I am trying to show this two different ways. First by using $L^2$ convergence which will then imply convergence in probability. What I have for this way is the following:
Since $f$ and $f_n$ are in $L_{ad}^2$ then the ito integral $\int_a^bf(t)-f_n(t)dB(t)$ exists and $E\left|\int_a^bf(t)-f_n(t)dB(t)\right|^2=\int_a^bE\left|f(t)-f_n(t)\right|^2dt$, so it will suffice to show that the right hand side of this equal sign converges to $0$ which i'm unsure how to do.
Second, I am try to show this directly using the definition of convergence in probability.
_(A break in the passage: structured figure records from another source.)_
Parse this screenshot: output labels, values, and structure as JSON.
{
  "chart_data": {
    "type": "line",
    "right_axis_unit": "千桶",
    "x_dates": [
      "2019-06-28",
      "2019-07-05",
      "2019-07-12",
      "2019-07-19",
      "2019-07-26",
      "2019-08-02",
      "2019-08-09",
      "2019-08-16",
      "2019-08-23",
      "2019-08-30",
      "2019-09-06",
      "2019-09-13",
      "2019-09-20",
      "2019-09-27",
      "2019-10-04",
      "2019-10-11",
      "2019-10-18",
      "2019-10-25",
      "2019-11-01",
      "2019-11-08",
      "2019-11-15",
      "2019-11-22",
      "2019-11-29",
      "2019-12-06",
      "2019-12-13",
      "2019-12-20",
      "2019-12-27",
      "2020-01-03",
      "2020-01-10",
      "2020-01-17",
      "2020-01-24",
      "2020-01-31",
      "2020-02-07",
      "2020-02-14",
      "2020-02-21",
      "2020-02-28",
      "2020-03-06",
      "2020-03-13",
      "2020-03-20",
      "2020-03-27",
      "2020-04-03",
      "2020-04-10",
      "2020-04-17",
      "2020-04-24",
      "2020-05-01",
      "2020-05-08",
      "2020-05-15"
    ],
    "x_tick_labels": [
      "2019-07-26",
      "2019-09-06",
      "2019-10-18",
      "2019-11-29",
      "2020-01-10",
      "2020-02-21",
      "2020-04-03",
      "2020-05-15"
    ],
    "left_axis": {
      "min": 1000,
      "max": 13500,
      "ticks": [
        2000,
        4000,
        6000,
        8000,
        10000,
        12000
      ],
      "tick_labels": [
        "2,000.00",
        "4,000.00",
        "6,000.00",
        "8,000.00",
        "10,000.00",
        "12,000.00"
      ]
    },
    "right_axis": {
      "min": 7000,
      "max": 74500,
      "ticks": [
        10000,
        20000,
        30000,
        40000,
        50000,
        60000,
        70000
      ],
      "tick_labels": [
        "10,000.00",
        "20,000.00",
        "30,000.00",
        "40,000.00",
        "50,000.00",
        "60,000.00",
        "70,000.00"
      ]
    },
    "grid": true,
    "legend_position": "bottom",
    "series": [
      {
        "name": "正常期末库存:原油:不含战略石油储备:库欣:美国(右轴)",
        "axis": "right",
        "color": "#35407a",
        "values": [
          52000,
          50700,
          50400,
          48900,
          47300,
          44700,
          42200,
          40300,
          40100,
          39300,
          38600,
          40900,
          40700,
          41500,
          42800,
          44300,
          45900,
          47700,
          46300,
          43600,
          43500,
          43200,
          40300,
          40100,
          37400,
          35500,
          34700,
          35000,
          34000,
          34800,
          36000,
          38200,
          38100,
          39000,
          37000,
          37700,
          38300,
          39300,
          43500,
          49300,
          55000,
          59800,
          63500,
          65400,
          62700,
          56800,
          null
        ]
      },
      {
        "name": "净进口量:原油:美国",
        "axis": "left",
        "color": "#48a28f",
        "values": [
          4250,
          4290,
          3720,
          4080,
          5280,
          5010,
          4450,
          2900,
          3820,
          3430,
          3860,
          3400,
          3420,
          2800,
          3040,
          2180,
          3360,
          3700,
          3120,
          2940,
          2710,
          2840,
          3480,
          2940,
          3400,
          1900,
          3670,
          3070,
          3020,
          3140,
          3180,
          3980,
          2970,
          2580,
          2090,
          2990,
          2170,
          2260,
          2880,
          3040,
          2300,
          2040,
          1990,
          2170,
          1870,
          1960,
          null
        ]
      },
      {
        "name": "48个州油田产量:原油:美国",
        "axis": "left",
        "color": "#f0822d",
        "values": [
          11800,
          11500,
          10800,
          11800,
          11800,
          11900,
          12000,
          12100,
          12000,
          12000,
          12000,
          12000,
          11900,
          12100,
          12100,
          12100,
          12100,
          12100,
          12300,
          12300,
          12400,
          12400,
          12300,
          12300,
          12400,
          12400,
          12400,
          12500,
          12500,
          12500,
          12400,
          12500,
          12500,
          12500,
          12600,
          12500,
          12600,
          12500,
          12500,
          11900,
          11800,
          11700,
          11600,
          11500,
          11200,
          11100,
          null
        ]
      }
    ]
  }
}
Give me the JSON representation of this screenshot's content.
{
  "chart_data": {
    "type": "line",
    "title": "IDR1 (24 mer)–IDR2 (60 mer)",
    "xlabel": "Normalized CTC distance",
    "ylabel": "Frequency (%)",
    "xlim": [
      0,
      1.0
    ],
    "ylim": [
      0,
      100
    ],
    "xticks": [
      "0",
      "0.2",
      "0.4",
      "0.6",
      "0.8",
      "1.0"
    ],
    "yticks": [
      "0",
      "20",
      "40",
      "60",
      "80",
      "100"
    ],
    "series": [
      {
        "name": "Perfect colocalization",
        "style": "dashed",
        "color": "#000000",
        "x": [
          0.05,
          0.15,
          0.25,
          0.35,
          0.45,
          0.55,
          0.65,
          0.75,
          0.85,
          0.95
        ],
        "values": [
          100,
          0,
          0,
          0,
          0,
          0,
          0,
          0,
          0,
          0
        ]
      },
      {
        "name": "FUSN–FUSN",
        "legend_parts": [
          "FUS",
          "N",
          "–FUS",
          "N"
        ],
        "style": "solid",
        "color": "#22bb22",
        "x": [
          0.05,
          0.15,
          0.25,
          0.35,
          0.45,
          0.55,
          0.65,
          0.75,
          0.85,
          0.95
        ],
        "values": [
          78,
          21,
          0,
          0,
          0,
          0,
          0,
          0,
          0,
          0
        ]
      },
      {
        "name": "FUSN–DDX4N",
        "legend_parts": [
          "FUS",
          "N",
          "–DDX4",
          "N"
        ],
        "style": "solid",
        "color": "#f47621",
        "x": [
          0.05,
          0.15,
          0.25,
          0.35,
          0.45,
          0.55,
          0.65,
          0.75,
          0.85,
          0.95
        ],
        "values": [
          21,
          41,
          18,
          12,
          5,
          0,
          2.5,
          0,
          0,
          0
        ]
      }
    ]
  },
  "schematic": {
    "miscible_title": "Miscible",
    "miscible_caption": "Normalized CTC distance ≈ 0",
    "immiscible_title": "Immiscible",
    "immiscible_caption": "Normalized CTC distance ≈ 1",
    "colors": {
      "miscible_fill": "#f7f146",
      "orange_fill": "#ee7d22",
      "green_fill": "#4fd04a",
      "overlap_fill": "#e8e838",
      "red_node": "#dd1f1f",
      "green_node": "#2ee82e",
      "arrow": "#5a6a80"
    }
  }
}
$P\left(\left|\int_a^bf(t)-f_n(t)dB(t)\right|>\epsilon\right)\le\frac{1}{\epsilon}E\left|\int_a^bf(t)-f_n(t)dB(t)\right|$, hence if I could show that $\int_a^bf(t)dB(t) \to \int_a^bf_n(t)dB(t)$ in $L^1$ then I would be done.
Similarly,
$ P\left(\left|\int_a^bf(t)-f_n(t)dB(t)\right|>\epsilon\right)\le\frac{1}{\epsilon^2}E\left|\int_a^bf(t)-f_n(t)dB(t)\right|^2= \frac{1}{\epsilon^2}\int_a^bE\left|f(t)-f_n(t)\right|^2dt$ so if we could show this last term converged to $0$ then we would be done.